In November we went back into lockdown, the visits I had planned couldn’t take place, but schools remained open, I continued to work virtually, and led lots of training, virtual visits, and online coaching sessions. I was also asked to work on a project designing activities to accompany a series of children’s books. Another thing that would probably not have happened if it hadn’t been for the covid crisis. New work started to come in, people who had accessed my online training requested in-school support and the diary started to fill up. I veered between anxiety and hope about the future but remained optimistic.

So here we are in December, what a month it has been. Once again schools and settings find themselves at the centre of the battlefield. Some authorities have been threatened with legal action for trying to close schools early in order to prevent the virus from spreading and protect families. Two days before the end of the year the secretary of state gave a muddled statement which led to much confusion and schools are now trying to make sense of more hastily written guidance once again. Some schools return on Monday, many do not and are now trying to put together plans to support children and families.

Heads, teachers, support staff and EY staff are once again trying to do the best they can, in the most challenging circumstances possible to provide education, care, stability, hope, and safety for their communities and to keep safe themselves. The headlines about mass testing in schools, laptops, school meal vouchers, the army, catch up funding and additional support belie the reality of what’s happening on the ground. I find myself trawling guidance, offering support, and wondering what the next few weeks will bring.

There is the hope of a vaccine, but we have to get through these next few weeks first and they are going to be tough. A whole year has passed since I wrote my research proposal and in it I feel I’ve lived a thousand surreal lifetimes. I had to postpone the research, but I do hope to pick it up when I can and complete my studies.
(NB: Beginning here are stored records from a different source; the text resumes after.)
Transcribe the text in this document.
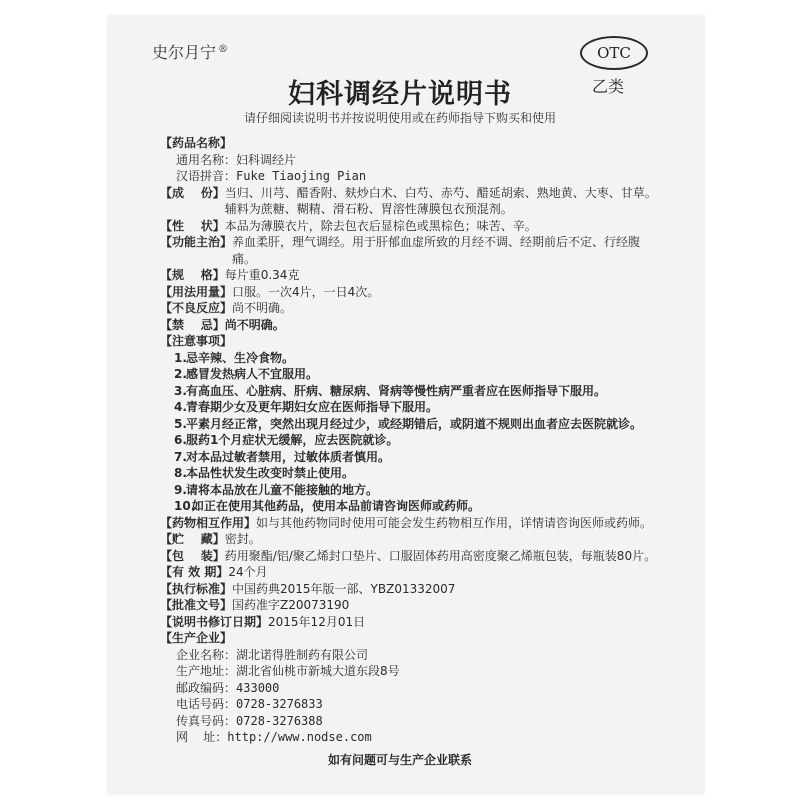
史尔月宁 ®	OTC
乙类
妇科调经片说明书
请仔细阅读说明书并按说明使用或在药师指导下购买和使用
【药品名称】
通用名称： 妇科调经片
汉语拼音： Fuke Tiaojing Pian
【成    份】 当归、川芎、醋香附、麸炒白术、白芍、赤芍、醋延胡索、熟地黄、大枣、甘草。辅料为蔗糖、糊精、滑石粉、胃溶性薄膜包衣预混剂。
【性    状】 本品为薄膜衣片，除去包衣后显棕色或黑棕色；味苦、辛。
【功能主治】 养血柔肝，理气调经。用于肝郁血虚所致的月经不调、经期前后不定、行经腹痛。
【规    格】 每片重0.34克
【用法用量】 口服。一次4片，一日4次。
【不良反应】 尚不明确。
【禁    忌】 尚不明确。
【注意事项】
1. 忌辛辣、生冷食物。
2. 感冒发热病人不宜服用。
3. 有高血压、心脏病、肝病、糖尿病、肾病等慢性病严重者应在医师指导下服用。
4. 青春期少女及更年期妇女应在医师指导下服用。
5. 平素月经正常，突然出现月经过少，或经期错后，或阴道不规则出血者应去医院就诊。
6. 服药1个月症状无缓解，应去医院就诊。
7. 对本品过敏者禁用，过敏体质者慎用。
8. 本品性状发生改变时禁止使用。
9. 请将本品放在儿童不能接触的地方。
10.
如正在使用其他药品，使用本品前请咨询医师或药师。
【药物相互作用】 如与其他药物同时使用可能会发生药物相互作用，详情请咨询医师或药师。
【贮    藏】 密封。
【包    装】 药用聚酯/铝/聚乙烯封口垫片、口服固体药用高密度聚乙烯瓶包装，每瓶装80片。
【有 效 期】 24个月
【执行标准】 中国药典2015年版一部、YBZ01332007
【批准文号】 国药准字Z20073190
【说明书修订日期】 2015年12月01日
【生产企业】
企业名称： 湖北诺得胜制药有限公司
生产地址： 湖北省仙桃市新城大道东段8号
邮政编码： 433000
电话号码： 0728-3276833
传真号码： 0728-3276388
网    址： http://www.nodse.com
如有问题可与生产企业联系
Who knows, my final thesis might be on leadership in times of crisis, a study of the education community during the global pandemic.
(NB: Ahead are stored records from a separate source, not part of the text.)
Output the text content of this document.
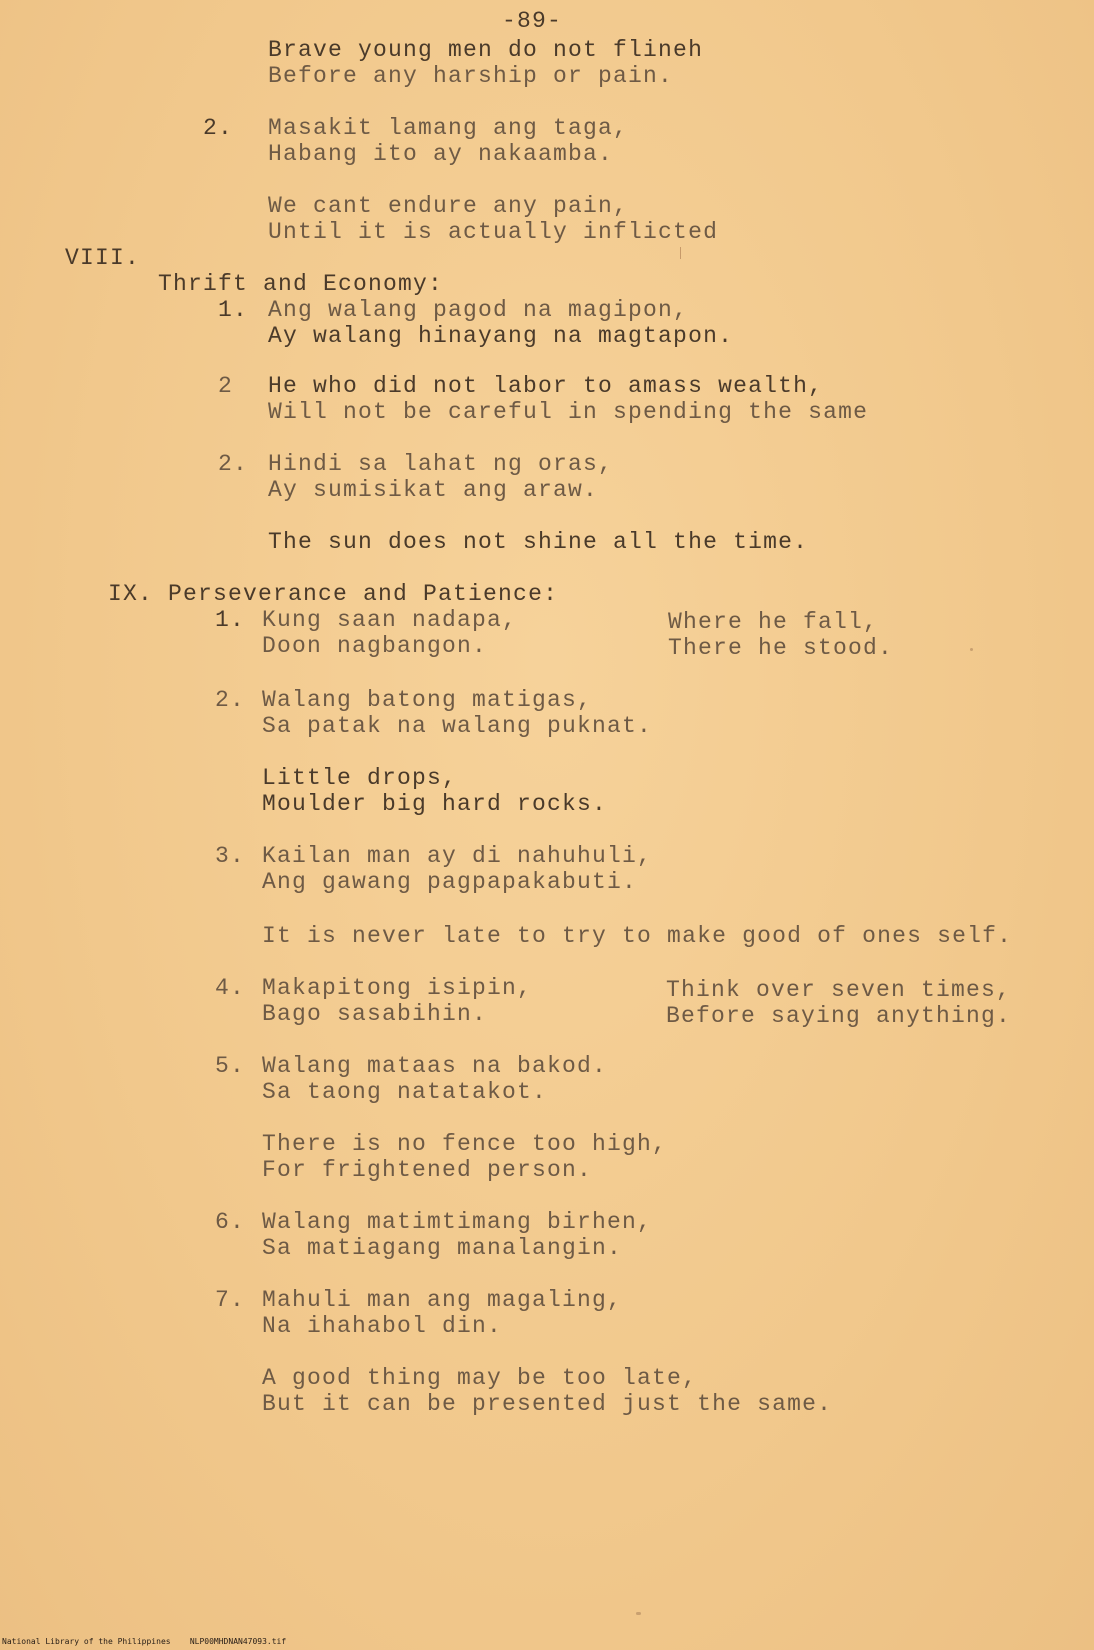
-89-
Brave young men do not flineh
Before any harship or pain.
2. Masakit lamang ang taga,
Habang ito ay nakaamba.
We cant endure any pain,
Until it is actually inflicted
VIII.
Thrift and Economy:
1. Ang walang pagod na magipon,
Ay walang hinayang na magtapon.
2 He who did not labor to amass wealth,
Will not be careful in spending the same
2. Hindi sa lahat ng oras,
Ay sumisikat ang araw.
The sun does not shine all the time.
IX. Perseverance and Patience:
1. Kung saan nadapa,
Doon nagbangon.
Where he fall,
There he stood.
2. Walang batong matigas,
Sa patak na walang puknat.
Little drops,
Moulder big hard rocks.
3. Kailan man ay di nahuhuli,
Ang gawang pagpapakabuti.
It is never late to try to make good of ones self.
4. Makapitong isipin,
Bago sasabihin.
Think over seven times,
Before saying anything.
5. Walang mataas na bakod.
Sa taong natatakot.
There is no fence too high,
For frightened person.
6. Walang matimtimang birhen,
Sa matiagang manalangin.
7. Mahuli man ang magaling,
Na ihahabol din.
A good thing may be too late,
But it can be presented just the same.
National Library of the Philippines NLP00MHDNAN47093.tif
What I do know is we are all stronger than we think and can face most things with the support of friends, family, and colleagues. This year has shown me that I can adapt and change, and it’s shown me who I want to have on my team when the proverbial hits the fan. I’ll stand shoulder to shoulder with the EY staff, the teachers, the support staff, the heads, and the governors who stepped up when the education secretary was found wanting because they have stood up for their communities when they were most needed and they stood with me when the going got tough.

I know I am relatively lucky, I haven't lost anyone that I am close to, due to this wretched disease, friends have not been as fortunate. Covid has robbed us of so much, and it is important to acknowledge that, but it has also given me things that money can not buy. Resilience, opportunities, time to reflect, time to be with my family, powerful connections, and amazing friendships. The list of people who have supported me through this year is just too long, but I am grateful to each and every one of you. I would not have got through the year without you, and I will not forget who stood with me when the going got tough. I am a very lucky lady.

It’s been a rollercoaster of a year, but the companions I’ve ridden it with have been the best of the best.